Geschrieben am 25-10-2009

Augsburg (ots) -

Bundespräsident überreichte heute in Augsburg Deutschen Umweltpreis
der DBU - 1.200 Gäste

Der Deutsche Umweltpreis der Deutschen Bundesstiftung Umwelt (DBU,
Osnabrück) ist zum 17. Male vergeben. Der mit 500.000 Euro höchst
dotierte Umweltpreis Europas wird 2009 gedrittelt zwischen dem
Unternehmer-Duo Petra Bültmann-Steffin (39, Neuenrade) und Dr.
Carsten Bührer (39, Rheinbach), dem Wissenschaftler Prof. Dr. Bo
Barker Jørgensen (63, Bremen) sowie der Ehrenvorsitzenden des Bundes
für Umwelt- und Naturschutz Deutschland (BUND), Dr. Angelika Zahrnt
(65, Neckargemünd). Anlässlich der Preisverleihung in der
Kongresshalle Augsburg betonte heute Bundespräsident Horst Köhler,
die Preisträger 2009 stünden beispielhaft für drei Schlüsselbereiche,
auf die es in den nächsten Jahrzehnten entscheidend ankomme:
Wissenschaft, Technologie und gesellschaftliche Veränderung. Köhler:
"Wir stehen an der Schwelle zu einem neuen Zeitalter im Zeichen von
Ökologie und Nachhaltigkeit. Wir stellen heute die Weichen für unser
Wohlergehen von morgen. Keine Nation kann mehr auf Kosten anderer ihr
Glück machen, alle müssen auf das Gleichgewicht der Welt achten. Ich
hoffe sehr, dass sich die Verhandlungsdelegationen, die Anfang
Dezember in Kopenhagen zur Weltklimakonferenz zusammentreffen, dieser
Verantwortung bewusst sind."

Köhler wies vor 1.200 Gästen darauf hin, dass der Deutsche
Umweltpreis, der zu den "ganz wichtigen" Preisen gehöre, ein
Schlaglicht darauf werfe, dass alle Menschen in der Verantwortung
stünden, die natürlichen Lebensgrundlagen zu erhalten: "Und die
Preisträger machen uns immer wieder zuversichtlich, dass wir diese
Herausforderung bestehen können." Sie zeigten wie Petra
Bültmann-Steffin und Dr. Carsten Bührer, welche Effizienzsprünge
möglich seien, wenn technisches Können und unternehmerischer Mut
zusammen kämen. Sie sorgten durch wegweisende Forschungsarbeiten wie
die von Prof. Jørgensen für ein besseres Verständnis des Einflusses
der Weltmeere auf das Klimageschehen. Und sie bewiesen wie Angelika
Zahrnt, dass man "mit unermüdlichem Engagement, intellektueller
Brillanz und persönlicher Überzeugungskraft die Themen Umweltschutz
und Nachhaltigkeit aus den Expertenzirkeln heraus in die Mitte der
Gesellschaft und an die Spitze der politischen Agenda bringt".

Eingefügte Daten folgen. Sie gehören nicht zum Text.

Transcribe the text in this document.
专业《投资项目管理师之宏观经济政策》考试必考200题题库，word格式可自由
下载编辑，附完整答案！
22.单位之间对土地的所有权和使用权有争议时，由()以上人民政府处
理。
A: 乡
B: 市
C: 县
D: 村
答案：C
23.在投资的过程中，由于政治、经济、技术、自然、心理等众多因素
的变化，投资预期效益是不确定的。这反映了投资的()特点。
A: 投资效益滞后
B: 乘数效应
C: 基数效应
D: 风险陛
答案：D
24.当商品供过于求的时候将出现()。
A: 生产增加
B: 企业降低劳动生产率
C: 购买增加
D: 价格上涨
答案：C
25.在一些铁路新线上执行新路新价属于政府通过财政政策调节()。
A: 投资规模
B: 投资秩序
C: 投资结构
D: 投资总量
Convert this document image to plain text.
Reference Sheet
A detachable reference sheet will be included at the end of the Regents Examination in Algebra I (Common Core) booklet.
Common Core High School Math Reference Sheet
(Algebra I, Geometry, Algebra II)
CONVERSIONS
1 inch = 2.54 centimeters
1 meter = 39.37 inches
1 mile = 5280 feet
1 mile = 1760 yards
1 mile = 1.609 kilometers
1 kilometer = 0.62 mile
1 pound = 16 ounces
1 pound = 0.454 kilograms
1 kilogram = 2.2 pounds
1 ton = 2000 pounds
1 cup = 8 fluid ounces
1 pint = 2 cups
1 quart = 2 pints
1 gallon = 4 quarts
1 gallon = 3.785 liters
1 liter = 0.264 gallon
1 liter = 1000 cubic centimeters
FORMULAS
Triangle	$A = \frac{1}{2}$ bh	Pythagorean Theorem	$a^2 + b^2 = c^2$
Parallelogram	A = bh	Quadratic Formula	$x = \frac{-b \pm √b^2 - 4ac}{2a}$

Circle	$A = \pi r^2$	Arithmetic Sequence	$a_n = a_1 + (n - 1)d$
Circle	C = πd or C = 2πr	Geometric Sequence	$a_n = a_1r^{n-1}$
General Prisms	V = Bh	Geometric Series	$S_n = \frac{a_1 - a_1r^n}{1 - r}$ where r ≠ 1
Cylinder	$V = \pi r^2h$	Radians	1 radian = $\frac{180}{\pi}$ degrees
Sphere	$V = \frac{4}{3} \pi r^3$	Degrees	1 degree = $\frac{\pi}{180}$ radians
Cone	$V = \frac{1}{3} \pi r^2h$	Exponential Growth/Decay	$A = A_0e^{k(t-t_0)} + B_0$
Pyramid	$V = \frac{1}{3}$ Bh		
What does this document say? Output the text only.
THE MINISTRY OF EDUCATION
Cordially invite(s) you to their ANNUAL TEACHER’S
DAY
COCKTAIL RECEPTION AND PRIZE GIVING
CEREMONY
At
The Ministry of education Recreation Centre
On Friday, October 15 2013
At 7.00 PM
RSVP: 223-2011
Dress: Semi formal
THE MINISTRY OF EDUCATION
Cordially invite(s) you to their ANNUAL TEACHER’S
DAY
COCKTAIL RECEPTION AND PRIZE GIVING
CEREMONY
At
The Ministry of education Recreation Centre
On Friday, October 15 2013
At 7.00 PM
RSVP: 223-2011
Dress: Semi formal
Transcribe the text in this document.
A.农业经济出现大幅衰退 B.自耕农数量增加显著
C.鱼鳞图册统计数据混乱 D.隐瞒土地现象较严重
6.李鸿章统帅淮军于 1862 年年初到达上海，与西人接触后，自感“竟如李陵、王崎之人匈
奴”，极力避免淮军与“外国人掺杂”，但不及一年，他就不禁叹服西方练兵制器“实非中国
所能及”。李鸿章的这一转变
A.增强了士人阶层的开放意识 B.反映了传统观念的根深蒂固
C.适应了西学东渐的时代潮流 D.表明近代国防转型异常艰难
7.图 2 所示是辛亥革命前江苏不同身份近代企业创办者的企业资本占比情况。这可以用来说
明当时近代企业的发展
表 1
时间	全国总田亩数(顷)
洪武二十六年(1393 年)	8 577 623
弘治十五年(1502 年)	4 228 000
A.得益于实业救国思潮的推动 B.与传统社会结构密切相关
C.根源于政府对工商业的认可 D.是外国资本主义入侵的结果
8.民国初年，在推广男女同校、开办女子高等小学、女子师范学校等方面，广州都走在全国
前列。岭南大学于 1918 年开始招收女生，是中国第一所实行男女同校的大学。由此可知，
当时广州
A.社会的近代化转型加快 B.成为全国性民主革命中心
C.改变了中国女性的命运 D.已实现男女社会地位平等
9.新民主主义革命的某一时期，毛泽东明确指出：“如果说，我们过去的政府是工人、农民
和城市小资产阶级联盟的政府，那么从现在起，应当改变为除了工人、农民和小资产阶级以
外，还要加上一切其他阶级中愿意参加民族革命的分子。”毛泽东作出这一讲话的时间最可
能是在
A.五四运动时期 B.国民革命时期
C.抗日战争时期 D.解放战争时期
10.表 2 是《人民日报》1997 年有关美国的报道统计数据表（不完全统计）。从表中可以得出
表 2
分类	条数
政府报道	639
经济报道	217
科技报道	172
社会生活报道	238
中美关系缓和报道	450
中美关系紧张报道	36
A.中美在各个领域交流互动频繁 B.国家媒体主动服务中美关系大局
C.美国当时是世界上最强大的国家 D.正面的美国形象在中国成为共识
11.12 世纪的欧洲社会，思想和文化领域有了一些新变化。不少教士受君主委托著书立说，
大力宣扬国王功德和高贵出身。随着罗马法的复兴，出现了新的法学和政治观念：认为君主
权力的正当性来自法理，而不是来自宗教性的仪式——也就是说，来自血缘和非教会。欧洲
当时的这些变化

Köhler betonte in Augsburg die Notwendigkeit, einen neuen
Antriebsstoff für die Volkswirtschaften jenseits des Öls zu suchen
und sich erneuerbaren Energien und Ressourceneffizienz zuzuwenden.
Dieser Wandel sei "ökologisch nötig und wirtschaftlich chancenreich".
Dabei gehe es nicht um das Drehen an einigen kleinen Stellschrauben,
und beliebig viel Zeit sei auch nicht vorhanden. Köhler: "Es geht um
nichts weniger als um die Transformation in eine 'postkarbone
Gesellschaft'. Das wird für uns alle Veränderung und Umstellung
bedeuten müssen." Aber diese Transformation werde zu einer neuen,
einer besseren Lebensqualität führen.

Schon mit der heute verfügbaren Technik lasse sich der
Energieverbrauch bis 2050 halbieren, zitierte das Staatsoberhaupt
Experten: wenn es mehr Passivhäuser gäbe, die keine Heizung im alten
Sinne mehr brauchten; wenn mehr Elektrogeräte der höchsten
Energiesparklasse benutzt würden, Stand-by-Schaltungen Vergangenheit
wären und Glühbirnen mehr leuchteten als heizten. Köhler prophezeite
im Zeitverlauf einer Generation nicht nur eine Revolution der
Material- und Energiewirtschaft, sondern auch das Entstehen ganz
neuer Mobilitätskonzepte in Stadt und Land.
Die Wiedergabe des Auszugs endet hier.